Monday, July 15, 2002

According to delegates at the 14th annual International AIDS Conference in Barcelona last week, $10 billion is needed to control the AIDS epidemic. But can the money be raised? And if so, what is the most effective way to spend it? The fate of millions of people hang on the answers to those questions.

AIDS funding often goes to increase education about risks and prevention, to find a cure or vaccine or to improve the affordability and accessibility of drugs. But health officials can't afford to focus on just one type of aid; they need to employ a combination of all these strategies.

Educating people about the risks of unprotected sex, distributing condoms and offering free needle exchanges can make an impact on certain populations.

Unfortunately, many people in the world who are most at risk for infection and targeted by these efforts -- homosexual men, prostitutes, intravenous drug users and young people -- appear to remain uneducated about prevention tactics. Governments must work with them. They must admit the severity of the epidemic and reject the stigma of the disease. They must reject idealistic approaches that uphold abstinence as the only form of prevention and treat AIDS as the public health problem it is.

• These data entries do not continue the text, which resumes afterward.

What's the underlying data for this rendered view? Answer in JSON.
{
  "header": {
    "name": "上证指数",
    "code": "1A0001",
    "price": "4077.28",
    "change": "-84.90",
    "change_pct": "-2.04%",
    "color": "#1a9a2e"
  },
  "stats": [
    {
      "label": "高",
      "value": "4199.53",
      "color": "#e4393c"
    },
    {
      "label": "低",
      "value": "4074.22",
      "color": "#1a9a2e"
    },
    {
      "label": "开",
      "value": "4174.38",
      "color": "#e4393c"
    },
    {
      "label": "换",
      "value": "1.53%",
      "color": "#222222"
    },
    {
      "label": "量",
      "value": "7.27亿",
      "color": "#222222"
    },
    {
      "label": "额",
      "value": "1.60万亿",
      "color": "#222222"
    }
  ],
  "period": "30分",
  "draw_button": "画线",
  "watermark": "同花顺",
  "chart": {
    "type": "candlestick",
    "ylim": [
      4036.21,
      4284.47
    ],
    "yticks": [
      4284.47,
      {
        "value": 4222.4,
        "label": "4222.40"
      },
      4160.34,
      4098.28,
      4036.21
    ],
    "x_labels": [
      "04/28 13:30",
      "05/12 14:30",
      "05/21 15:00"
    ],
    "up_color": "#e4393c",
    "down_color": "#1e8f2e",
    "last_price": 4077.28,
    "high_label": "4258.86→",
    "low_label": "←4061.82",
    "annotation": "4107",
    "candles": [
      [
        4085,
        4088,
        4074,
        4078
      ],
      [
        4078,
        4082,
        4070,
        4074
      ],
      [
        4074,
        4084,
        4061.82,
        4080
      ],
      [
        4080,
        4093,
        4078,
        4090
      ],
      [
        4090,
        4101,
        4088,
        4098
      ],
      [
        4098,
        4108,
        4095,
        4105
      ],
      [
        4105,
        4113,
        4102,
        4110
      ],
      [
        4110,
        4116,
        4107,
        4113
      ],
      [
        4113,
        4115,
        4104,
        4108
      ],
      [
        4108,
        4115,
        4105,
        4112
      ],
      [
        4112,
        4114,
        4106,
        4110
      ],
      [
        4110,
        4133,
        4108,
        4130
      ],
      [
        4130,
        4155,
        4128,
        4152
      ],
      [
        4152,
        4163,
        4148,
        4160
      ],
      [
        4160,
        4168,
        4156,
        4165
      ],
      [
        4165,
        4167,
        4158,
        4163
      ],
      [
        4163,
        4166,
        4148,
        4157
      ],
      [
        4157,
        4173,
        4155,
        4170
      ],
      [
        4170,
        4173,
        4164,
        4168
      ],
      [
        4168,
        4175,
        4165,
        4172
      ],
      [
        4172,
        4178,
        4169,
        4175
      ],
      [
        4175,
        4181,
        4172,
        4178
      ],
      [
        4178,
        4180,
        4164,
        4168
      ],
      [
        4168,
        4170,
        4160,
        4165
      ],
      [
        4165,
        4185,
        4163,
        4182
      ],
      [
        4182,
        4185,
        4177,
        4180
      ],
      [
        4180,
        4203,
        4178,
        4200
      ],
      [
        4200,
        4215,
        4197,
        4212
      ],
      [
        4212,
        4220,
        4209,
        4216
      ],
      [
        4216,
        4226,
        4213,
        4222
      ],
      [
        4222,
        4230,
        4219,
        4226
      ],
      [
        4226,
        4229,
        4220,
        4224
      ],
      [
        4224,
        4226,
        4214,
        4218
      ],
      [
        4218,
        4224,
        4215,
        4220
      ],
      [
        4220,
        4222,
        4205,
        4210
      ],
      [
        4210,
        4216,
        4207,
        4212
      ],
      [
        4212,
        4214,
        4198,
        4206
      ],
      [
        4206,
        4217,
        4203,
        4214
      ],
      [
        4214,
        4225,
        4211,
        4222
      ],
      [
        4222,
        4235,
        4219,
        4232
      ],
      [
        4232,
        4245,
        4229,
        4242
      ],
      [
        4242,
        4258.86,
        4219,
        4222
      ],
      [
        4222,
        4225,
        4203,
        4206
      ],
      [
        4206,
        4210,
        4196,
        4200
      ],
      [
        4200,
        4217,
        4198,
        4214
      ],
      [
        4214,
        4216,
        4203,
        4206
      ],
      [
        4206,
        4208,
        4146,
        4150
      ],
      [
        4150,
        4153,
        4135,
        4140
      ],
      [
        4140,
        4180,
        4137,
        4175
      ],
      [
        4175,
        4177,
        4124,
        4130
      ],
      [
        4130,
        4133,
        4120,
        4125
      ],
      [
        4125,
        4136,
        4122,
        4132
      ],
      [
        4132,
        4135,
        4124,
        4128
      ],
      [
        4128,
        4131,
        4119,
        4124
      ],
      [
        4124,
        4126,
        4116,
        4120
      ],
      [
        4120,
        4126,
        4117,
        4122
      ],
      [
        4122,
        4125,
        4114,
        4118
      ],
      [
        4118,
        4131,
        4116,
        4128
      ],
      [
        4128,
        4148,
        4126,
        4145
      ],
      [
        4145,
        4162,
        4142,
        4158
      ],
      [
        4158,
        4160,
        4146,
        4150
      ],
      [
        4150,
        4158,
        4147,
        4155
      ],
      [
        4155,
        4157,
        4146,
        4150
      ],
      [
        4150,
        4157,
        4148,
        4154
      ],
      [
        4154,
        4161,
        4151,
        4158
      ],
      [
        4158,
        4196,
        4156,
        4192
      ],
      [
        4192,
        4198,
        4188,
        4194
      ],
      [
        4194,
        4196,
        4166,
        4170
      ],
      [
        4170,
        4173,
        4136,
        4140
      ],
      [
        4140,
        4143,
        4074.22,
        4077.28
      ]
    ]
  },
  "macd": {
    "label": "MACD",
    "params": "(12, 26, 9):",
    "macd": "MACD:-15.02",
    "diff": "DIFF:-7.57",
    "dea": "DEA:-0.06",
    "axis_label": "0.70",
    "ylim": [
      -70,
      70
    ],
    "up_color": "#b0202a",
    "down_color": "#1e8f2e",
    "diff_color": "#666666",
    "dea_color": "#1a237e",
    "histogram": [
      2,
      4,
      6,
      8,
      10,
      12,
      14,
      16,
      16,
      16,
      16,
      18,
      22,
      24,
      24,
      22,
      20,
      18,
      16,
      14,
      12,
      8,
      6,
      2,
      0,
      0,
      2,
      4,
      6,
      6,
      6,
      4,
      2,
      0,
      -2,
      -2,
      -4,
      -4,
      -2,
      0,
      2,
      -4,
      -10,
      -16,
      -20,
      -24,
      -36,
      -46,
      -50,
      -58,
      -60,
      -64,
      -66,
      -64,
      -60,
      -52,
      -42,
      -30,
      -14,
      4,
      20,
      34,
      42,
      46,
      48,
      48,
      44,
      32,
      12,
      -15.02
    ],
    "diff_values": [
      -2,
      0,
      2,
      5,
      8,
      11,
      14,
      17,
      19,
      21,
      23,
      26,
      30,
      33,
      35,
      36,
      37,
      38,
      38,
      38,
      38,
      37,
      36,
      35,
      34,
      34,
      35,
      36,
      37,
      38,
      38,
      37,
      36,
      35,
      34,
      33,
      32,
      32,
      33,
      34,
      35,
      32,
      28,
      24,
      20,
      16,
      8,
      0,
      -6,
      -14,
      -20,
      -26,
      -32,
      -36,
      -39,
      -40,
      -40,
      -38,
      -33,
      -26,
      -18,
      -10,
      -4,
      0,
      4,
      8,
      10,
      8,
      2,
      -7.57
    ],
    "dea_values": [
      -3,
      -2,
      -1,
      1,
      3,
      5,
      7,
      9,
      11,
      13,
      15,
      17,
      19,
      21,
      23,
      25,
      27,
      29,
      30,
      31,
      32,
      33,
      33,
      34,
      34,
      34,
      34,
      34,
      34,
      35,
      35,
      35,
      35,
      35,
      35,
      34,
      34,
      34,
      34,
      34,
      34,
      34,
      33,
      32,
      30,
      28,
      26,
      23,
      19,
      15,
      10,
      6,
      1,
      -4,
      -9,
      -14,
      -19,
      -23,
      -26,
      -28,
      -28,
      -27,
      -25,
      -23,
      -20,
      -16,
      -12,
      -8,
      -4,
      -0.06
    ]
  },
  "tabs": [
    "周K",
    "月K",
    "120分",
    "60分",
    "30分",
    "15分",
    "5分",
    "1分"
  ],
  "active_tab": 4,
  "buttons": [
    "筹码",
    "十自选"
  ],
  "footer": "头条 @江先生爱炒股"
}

Even if education were universal, funding would still go toward the development of a cure or vaccine. Researchers are making gains, such as a recently discovered drug, T-20, that reduces high levels of HIV in the blood.

Conference delegates heard some harrowing statistics: Some 13 million children worldwide have been orphaned by AIDS, and it is projected that 20 million children will be orphaned by 2010. Effective drugs such as T-20 could make the difference in prolonging the lives of AIDS-afflicted parents and improving the lives of their children.

But if people do not have enough money to buy medicine or know where to get it, or are not properly supervised to ensure that the dosages are regularly taken, the opportunity offered by these drugs will be wasted. Money must go to decreasing costs and increasing accessibility of drugs in order for people to take full advantage of their possibilities.

But can the money be raised? Perhaps, but it will require a political will that hitherto has been lacking. According to protesters from Act Up, who shouted "shame, shame!" at U.S. Health and Human Services Secretary Tommy G. Thompson at the conference last Wednesday, the Bush administration should make a greater monetary contribution.

Stripped of their potentially alienating agitprop theater, the activists have at least half a point. The United States donates less than 1 percent of its gross national product to foreign aid overall and ranks lowest among industrialized countries in percentage terms. On AIDS, the administration's strategies focus on preventing the spread of AIDS from mothers to children instead of on education and medicine. As one of the world's wealthiest nations, the United States has a moral responsibility to help attack the AIDS scourge -- and should do more.

Even so, emptying money into AIDS inflicted African countries -- which are ground zero for the epidemic -- is not necessarily the answer, as many are riddled with corruption. This is a world problem and each nation needs to take responsibility in its own way. Money can buy medicine but it can't buy good governance and enlightenment. For all these reasons, the alarming news from the AIDS conference was not tempered by optimism.